Jetzt ist Reinschiff angesagt, mit Schlauch und Schrubber ziehen wir über das Oberdeck, bevor wir den Rest des Nachmittages im Frammuseum auf der Halbinsel Bygdøy verbringen. Eine große Halle mit Galerien, in der Mitte die „Fram“ selbst, jenes Schiff, das die beiden Nationalhelden Norwegens auf ihren Reisen begleitete: Amundsen in die Antarktis, Nansen in die Arktis. Der dickbeplankte Holzbug zeigt auf den Eingang. Geruch von Öl, Farbe und Holz. Das Innere wirkt selbst im leeren Zustand schon eng, kein Vergleich mit den Kabinen der „RS 2“.
Zurück mit der Fähre nach Aker Brygge.
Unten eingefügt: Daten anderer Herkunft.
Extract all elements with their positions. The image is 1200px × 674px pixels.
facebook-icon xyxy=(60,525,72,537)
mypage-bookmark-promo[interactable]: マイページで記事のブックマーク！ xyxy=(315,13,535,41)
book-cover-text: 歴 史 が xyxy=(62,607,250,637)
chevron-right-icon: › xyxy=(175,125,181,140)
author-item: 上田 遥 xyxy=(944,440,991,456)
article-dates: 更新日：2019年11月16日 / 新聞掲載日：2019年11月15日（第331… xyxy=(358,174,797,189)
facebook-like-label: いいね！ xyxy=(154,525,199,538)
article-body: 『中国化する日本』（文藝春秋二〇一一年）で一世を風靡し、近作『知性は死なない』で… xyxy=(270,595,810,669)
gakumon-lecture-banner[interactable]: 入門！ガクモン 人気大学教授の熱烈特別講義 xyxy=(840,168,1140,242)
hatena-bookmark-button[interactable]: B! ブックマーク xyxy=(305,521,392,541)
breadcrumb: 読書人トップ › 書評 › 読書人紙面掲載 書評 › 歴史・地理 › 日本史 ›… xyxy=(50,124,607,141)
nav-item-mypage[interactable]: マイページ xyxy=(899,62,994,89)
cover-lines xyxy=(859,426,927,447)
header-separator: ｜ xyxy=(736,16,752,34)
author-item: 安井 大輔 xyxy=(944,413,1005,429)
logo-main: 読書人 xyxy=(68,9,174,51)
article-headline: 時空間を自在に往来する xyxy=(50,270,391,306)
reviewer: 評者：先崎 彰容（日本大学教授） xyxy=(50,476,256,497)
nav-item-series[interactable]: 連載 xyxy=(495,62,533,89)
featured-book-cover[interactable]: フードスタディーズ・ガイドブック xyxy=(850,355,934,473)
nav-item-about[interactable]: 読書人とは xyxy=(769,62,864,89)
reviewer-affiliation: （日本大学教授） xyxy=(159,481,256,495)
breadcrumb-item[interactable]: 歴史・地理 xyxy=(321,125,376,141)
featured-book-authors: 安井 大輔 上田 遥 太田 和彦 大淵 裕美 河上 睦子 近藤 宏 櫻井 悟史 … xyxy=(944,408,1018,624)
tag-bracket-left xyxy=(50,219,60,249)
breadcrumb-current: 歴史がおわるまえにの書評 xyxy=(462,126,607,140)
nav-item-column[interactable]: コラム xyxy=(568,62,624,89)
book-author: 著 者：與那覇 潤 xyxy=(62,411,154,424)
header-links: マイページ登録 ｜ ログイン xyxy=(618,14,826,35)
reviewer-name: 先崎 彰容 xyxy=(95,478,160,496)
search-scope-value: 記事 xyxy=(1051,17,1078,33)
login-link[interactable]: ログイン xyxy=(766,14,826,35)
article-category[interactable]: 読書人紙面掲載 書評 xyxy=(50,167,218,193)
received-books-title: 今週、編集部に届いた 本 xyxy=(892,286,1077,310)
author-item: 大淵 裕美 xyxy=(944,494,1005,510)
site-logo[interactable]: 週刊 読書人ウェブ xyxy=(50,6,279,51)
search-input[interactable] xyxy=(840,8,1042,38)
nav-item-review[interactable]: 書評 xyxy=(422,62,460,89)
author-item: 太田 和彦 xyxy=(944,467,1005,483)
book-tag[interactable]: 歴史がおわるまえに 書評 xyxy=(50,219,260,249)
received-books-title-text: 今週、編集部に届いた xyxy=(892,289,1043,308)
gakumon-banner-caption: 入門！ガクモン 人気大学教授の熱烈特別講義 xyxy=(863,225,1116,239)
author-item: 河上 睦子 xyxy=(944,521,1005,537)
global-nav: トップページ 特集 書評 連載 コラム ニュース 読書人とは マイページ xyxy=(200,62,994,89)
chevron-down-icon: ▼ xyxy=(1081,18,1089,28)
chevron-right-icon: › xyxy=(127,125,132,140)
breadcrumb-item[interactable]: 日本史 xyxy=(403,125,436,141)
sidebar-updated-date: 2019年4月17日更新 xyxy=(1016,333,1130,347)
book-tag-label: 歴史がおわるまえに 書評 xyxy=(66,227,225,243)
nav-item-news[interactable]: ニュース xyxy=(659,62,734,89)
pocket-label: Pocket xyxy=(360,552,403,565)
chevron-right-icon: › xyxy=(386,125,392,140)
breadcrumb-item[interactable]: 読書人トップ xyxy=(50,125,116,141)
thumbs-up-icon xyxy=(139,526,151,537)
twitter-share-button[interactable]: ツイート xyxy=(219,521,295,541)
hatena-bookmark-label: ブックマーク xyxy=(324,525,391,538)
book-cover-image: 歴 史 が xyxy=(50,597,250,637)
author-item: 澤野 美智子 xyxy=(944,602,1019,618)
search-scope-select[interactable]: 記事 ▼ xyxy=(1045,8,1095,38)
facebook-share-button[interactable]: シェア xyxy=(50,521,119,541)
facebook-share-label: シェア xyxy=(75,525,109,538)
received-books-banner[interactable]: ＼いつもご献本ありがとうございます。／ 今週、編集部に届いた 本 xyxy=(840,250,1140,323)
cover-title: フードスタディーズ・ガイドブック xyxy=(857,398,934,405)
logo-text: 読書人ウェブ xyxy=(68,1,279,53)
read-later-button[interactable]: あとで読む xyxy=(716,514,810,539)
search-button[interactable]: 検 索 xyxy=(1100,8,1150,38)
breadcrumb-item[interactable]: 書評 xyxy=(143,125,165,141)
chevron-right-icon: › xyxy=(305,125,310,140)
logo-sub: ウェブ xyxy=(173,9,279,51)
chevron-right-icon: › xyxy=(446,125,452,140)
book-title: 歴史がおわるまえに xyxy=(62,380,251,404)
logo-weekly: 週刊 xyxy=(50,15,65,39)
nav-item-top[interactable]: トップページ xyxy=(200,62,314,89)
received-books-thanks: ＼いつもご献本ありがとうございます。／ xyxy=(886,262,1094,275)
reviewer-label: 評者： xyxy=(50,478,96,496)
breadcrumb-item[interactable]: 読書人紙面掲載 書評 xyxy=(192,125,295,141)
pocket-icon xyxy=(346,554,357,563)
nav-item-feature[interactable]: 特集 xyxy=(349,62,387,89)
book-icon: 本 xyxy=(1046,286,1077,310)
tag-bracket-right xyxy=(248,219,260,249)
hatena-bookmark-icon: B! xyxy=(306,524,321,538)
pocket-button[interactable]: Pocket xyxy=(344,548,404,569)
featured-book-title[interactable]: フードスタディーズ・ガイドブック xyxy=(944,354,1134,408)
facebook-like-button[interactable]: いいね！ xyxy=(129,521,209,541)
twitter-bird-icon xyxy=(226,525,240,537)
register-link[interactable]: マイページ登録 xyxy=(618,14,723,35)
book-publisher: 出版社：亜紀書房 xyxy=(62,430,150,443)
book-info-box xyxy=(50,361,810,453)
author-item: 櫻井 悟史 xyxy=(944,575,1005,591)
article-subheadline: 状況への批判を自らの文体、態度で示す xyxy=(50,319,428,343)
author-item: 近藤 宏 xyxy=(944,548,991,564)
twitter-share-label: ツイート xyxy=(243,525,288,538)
Am letzten Abend wollen wir uns noch einmal ein gemeinsames Essen an Land gönnen, im Big Horn Steak House gleich an der Marina – und danach ein letztes Bier zum Abschied auf dem Achterschiff.
Stehen 07.30 Uhr auf, um uns noch von Isabelle und Marc zu verabschieden. Die beiden starten zeitig zurück nach Zürich. Wir nehmen die Fähre und werden einen Tag später zuhause sein. Restefrühstück, draußen Sprühregen. Wir laden gerade unsere Taschen aus, als die neue Crew um 09.30 Uhr auf dem Steg erscheint.
Mit dem Taxi geht es zum Fährterminal. Einchecken, die „Color Magic“ nach Kiel wartet schon. Unsere Kabine liegt direkt über der Shopping Mall. Zum Auslaufen an Deck, die „Rolling Swiss 2“ liegt noch im Hafen. Winken. Dann gibt es Pommes, Bier – und eine halbe Stunde Sonnenschein! Jetzt geht es in anderer Richtung über den Oslofjord. Oscarsborg zieht vorbei, sommerlich und friedlich. Nur eines der Bilder, das bleiben wird.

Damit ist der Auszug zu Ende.